As of 2012, one in 20 Americans is identifying themselves as an atheist, agnostic or unbeliever. According to the research done by the Pew Forum on Religion and Public Life released last year, nearly 33 million Americans list themselves with no religious affiliation. While it’s not specified in the Pew study how many Jews are among the ranks, doubtless the cultural landscape of Judaism is also affected by these larger trends in Western culture.
Part of the reason for this shift is the co-opting of what is perceived to be “religious” by the most conservative forces in society. As narrow definitions of what it means to be a “believer” prevail, people with progressive social values or who doubt a life lived in the boundaries of strict religious practice find themselves at increasing distances from a life defined by religion. Although I am a proud and active Jew, I count myself among those who find this definition of religiosity too constrictive.

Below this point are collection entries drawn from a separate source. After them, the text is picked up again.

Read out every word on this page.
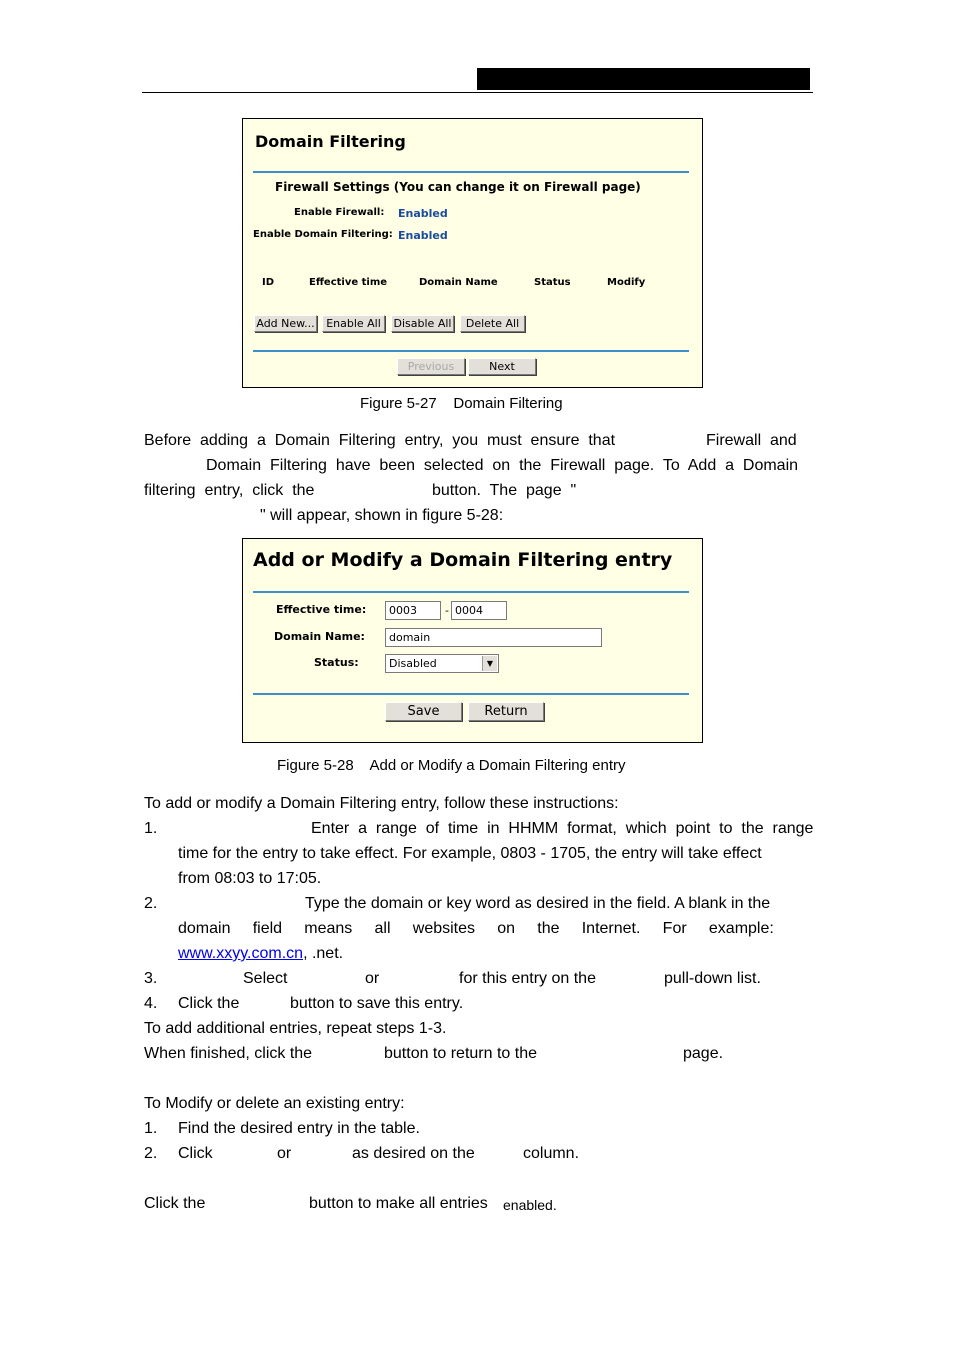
Domain Filtering
Firewall Settings (You can change it on Firewall page)
Enable Firewall: Enabled
Enable Domain Filtering: Enabled
ID	Effective time	Domain Name	Status	Modify
Add New...	Enable All	Disable All	Delete All
Previous	Next
Figure 5-27    Domain Filtering
Before  adding  a  Domain  Filtering  entry,  you  must  ensure  that	Firewall  and
Domain  Filtering  have  been  selected  on  the  Firewall  page.  To  Add  a  Domain
filtering  entry,  click  the	button.  The  page  "
" will appear, shown in figure 5-28:
Add or Modify a Domain Filtering entry
Effective time:	0003	- 0004
Domain Name:	domain
Status:	Disabled	▼
Save	Return
Figure 5-28    Add or Modify a Domain Filtering entry
To add or modify a Domain Filtering entry, follow these instructions:
1.	Enter  a  range  of  time  in  HHMM  format,  which  point  to  the  range
time for the entry to take effect. For example, 0803 - 1705, the entry will take effect
from 08:03 to 17:05.
2.	Type the domain or key word as desired in the field. A blank in the
domain     field     means     all     websites     on     the     Internet.     For     example:
www.xxyy.com.cn, .net.
3.	Select	or	for this entry on the	pull-down list.
4. Click the	button to save this entry.
To add additional entries, repeat steps 1-3.
When finished, click the	button to return to the	page.
To Modify or delete an existing entry:
1. Find the desired entry in the table.
2. Click	or	as desired on the	column.
Click the	button to make all entries enabled.
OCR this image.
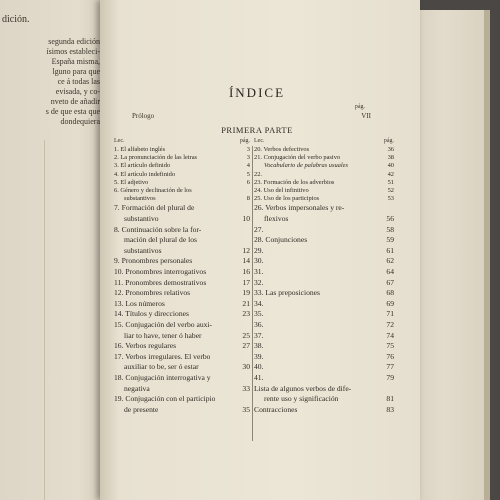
dición.
segunda edición
ísimos estableci-
España misma,
lguno para que
ce á todas las
evisada, y co-
nveto de añadir
s de que esta que
dondequiera
ÍNDICE
Prólogo
pág.
VII
PRIMERA PARTE
Lec.	pág.
1. El alfabeto inglés	3
2. La pronunciación de las letras	3
3. El artículo definido	4
4. El artículo indefinido	5
5. El adjetivo	6
6. Género y declinación de los
substantivos	8
7. Formación del plural de
substantivo	10
8. Continuación sobre la for-
mación del plural de los
substantivos	12
9. Pronombres personales	14
10. Pronombres interrogativos	16
11. Pronombres demostrativos	17
12. Pronombres relativos	19
13. Los números	21
14. Títulos y direcciones	23
15. Conjugación del verbo auxi-
liar to have, tener ó haber	25
16. Verbos regulares	27
17. Verbos irregulares. El verbo
auxiliar to be, ser ó estar	30
18. Conjugación interrogativa y
negativa	33
19. Conjugación con el participio
de presente	35
Lec.	pág.
20. Verbos defectivos	36
21. Conjugación del verbo pasivo	38
Vocabulario de palabras usuales	40
22.	42
23. Formación de los adverbios	51
24. Uso del infinitivo	52
25. Uso de los participios	53
26. Verbos impersonales y re-
flexivos	56
27.	58
28. Conjunciones	59
29.	61
30.	62
31.	64
32.	67
33. Las preposiciones	68
34.	69
35.	71
36.	72
37.	74
38.	75
39.	76
40.	77
41.	79
Lista de algunos verbos de dife-
rente uso y significación	81
Contracciones	83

It seems the pendulum between doubters and believers is swinging further apart. Those who live in belief become more extreme in their views and less tolerant of any deviation, while those who are more expansive in their views simply drop out rather than stay and fight for the legitimacy of their views.
This binary approach does not move us forward. The question we must ask if we are to give serious consideration to the Jewish future is why are the narrowest definitions winning?
At 83, I’m unusual for my generation in my open doubting. Generally, the younger the age group, the less religious they are. Millennials, specifically those born between 1980 and 1994, the youngest group of adults polled, logged in with 34 percent religiously unaffiliated.
This fits into trends that Jewish sociologists have seen emerging throughout the late 20th century within American Judaism, where intermarriage, lack of affiliation with institutions and general alienation from Jewish life expands amid increasing assimilation.
I refer to this generation as “doubters”: young Jews who openly question the meaning and worth of a traditional Jewish life. The existence of these doubters, with their hard questions about the relevancy of Judaism to their lives and removal from the community, usually is met with alarmist cries of fear about the existence of the Jewish future that I see as unfounded. What frightens me about this information is different.
It strikes me as a loss on two levels. First, the doubter allows the narrowest definition of what constitutes a religious life to dominate. Second, it is the young people self-imposing their own exile from the Jewish people.
While I feel sadness knowing our young people do not always embrace the wealth of heritage that is theirs, I also understand them. That is not to say I agree. I know what it means, however, to look at the Jewish landscape and feel that the existing options offer no home. If one needs to see that in action, look at the religious forces in Israel, where the rabbinate has stifling control over a religious life defined by haredi Orthodox definitions that limit the civil rights of secular citizens. It is a blessing then — of the non-religious variety — that here in America we live in a society that allows so many avenues of religious expression.
In my youth and young adulthood, there were unifying causes of the Jewish people — something we all stood behind because we knew it was right. We stood together against the Holocaust, for the State of Israel and to free Soviet Jewry. Such a single, uniting principle allowed even those who did not see themselves inside of religion to still feel a place among our people.
In modern times, however, this central cause is lost to us. The threat of anti-Semitism is not as vital as it once was for many of us — especially here in America — and the threats to Jewish lives and well-being become more and more theoretical and remote for younger Jews, especially those who distance themselves from Israel.
So what are the experiences that will guide us to a better Jewish future? There is a triple response here: education, positive communal experiences and unifying causes of social justice.
Jews are now secure enough, especially in America, to focus on the betterment of all humanity, not just the Jewish people. Coupled with that is the need for even doubting Jews to educate themselves about their heritage and traditions. Those practices need not be limited by the most religious interpretations.
Acknowledging a Judaism that embraces doubt is one way in which we, like our forefather Abraham, can expand our tent. It is time to be realistic about the future of the religious and cultural heritages of Judaism.
In abandoning the doubters, we are abandoning the hope that the legacy of our meaningful texts, beautiful rituals and unique view of the world will live on — not because we didn’t embrace religion, but because we didn’t embrace doubt.
Edgar M. Bronfman is the president of the Samuel Bronfman Foundation and the former president of the World Jewish Congress.